Fortunately, the company has one major shareholder that has both funds and a long-term view: SEB, the family-owned Scandinavian banking group.
Over the intervening years, the company has transformed itself from being a specialist in corporate actions processing, to a much wider post-trade offering covering asset management, wealth management, custodians and market infrastructure.
Risk and business analytics are at the heart of the software offerings in these areas, but it is in the business relationships that it forges with clients that Fox says the company’s strength lies – a product of the corporate mind-set that helped it through the post-crisis period.
“Our background is engineering, but we are not making a technology sale,” he says. “Our engagement model is to work with the client on the business case – and we won’t sign long-term contracts with anyone without knowing and understanding their business.”
The company has a set process for client engagement, which Fox says comes back to saying: “We want new clients, of course – my job is to make sure that they are the right ones. Just as the client goes back to his investment committee to get funding, we ask ourselves, ‘can we give this guy a business result?’ We want to work with clients – and we have strong references from existing clients – so we are saying, ‘if you are not up for this approach, that’s fine – talk to someone else’. We’re small, we’re specialist and the last thing we need is a failed project.”
The company has a more formal approach, of course, in the form of IMValue, its business value framework, described as translating “the traditionally intangible concept of operational excellence into tangible results” by distilling the experience it has gained with customers over the years into a set of analytics and key performance indicators.

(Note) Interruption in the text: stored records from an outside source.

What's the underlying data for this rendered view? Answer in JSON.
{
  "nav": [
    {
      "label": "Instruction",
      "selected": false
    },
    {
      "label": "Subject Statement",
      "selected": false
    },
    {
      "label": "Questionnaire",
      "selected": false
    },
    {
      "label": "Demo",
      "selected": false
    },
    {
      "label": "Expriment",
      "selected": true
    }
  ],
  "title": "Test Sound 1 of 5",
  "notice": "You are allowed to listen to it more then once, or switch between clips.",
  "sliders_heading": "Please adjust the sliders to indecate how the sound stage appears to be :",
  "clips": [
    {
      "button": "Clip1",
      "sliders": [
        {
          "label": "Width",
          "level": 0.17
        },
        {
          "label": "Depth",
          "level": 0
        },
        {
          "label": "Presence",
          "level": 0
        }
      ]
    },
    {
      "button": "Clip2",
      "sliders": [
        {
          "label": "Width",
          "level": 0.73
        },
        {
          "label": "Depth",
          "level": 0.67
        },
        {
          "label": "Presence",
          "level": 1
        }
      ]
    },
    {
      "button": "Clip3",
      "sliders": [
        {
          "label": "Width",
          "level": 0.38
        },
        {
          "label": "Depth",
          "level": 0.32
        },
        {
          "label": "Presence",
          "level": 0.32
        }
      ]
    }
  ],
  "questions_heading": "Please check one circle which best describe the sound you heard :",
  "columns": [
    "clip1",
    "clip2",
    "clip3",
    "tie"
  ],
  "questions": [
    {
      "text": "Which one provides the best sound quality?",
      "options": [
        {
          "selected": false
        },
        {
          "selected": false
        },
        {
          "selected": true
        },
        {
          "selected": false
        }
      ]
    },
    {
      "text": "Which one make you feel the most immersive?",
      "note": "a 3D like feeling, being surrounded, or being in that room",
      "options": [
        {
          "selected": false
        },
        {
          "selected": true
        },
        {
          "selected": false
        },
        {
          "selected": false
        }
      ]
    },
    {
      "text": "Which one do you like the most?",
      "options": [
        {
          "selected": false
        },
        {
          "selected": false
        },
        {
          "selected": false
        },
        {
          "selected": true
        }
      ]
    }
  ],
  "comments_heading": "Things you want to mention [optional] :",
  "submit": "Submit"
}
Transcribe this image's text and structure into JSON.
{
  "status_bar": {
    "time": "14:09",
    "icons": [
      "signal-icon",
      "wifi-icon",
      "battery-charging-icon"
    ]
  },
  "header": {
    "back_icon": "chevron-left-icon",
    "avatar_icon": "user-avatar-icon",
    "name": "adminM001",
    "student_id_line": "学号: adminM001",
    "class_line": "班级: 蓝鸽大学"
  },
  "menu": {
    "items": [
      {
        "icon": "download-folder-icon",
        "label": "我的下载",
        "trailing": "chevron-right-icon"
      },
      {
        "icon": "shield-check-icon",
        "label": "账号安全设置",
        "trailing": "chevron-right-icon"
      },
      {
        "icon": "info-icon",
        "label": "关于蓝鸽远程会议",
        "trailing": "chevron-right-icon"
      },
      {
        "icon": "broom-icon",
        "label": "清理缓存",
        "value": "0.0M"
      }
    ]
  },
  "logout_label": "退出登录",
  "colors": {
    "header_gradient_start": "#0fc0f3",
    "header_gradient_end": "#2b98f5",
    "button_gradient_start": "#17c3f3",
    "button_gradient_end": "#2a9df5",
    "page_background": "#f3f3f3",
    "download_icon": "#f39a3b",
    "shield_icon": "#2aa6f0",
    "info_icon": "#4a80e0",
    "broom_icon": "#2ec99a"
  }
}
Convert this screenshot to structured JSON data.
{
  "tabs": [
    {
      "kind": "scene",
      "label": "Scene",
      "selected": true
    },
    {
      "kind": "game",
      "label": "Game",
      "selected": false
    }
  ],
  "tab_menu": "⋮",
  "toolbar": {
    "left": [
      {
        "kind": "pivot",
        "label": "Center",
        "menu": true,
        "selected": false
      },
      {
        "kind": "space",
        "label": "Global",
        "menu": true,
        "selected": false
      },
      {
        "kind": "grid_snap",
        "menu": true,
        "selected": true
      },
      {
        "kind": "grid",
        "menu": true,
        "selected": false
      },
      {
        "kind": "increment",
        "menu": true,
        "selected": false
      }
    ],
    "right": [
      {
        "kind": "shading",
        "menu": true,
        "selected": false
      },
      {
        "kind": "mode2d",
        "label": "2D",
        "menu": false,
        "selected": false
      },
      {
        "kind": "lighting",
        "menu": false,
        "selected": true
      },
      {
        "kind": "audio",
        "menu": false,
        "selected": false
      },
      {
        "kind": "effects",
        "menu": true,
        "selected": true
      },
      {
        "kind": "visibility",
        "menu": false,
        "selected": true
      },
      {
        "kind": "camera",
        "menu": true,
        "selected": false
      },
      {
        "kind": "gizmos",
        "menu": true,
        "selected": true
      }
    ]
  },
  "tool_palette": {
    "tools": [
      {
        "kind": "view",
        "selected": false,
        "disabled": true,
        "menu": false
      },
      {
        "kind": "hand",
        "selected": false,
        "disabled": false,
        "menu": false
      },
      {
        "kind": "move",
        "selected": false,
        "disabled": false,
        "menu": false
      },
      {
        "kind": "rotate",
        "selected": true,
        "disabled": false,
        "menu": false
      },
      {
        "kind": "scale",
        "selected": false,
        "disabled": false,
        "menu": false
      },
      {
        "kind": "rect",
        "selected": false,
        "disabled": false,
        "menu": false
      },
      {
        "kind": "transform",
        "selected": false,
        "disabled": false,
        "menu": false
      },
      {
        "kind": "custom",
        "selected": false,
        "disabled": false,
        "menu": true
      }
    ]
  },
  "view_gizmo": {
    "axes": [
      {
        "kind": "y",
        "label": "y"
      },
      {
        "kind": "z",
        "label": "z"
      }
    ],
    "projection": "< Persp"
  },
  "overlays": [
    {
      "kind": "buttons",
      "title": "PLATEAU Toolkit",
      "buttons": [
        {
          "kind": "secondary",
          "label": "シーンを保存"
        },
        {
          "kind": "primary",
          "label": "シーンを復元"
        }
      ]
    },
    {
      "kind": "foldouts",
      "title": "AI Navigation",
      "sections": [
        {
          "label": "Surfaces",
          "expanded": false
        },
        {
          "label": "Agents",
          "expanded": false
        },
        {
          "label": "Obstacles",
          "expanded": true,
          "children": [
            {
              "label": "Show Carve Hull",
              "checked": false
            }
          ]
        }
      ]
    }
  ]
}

The intention is to work with clients to “achieve their business goals rather than recreate their current environment”.
In the industry of today, Fox says that close collaboration between institutions and suppliers is essential to success. “If you look at the state of play in securities processing, firms need to achieve a 30-40% reduction in operating costs – that’s going to mean a fundamental change in approach,” he says.
One such change he sees is a change in attitude to legacy systems – previously most have shied away from dealing with the problem. “There are a lot of PL/1 and Cobol-based systems out there still – some people are looking at 80-100 systems and they are starting to say to themselves, ‘it would be easier to just replace all this’,” he says.
Not all that easy, of course, but he argues that as well as a new realism in the face of the scale of the cost reduction required, industry-wide changes are starting to bear fruit, particularly in the standardisation area.
“Standardising global securities processing, not building unique systems, is the way things are heading, whether you are a two-man team in Estonia or a market infrastructure, it’s the same,” he says.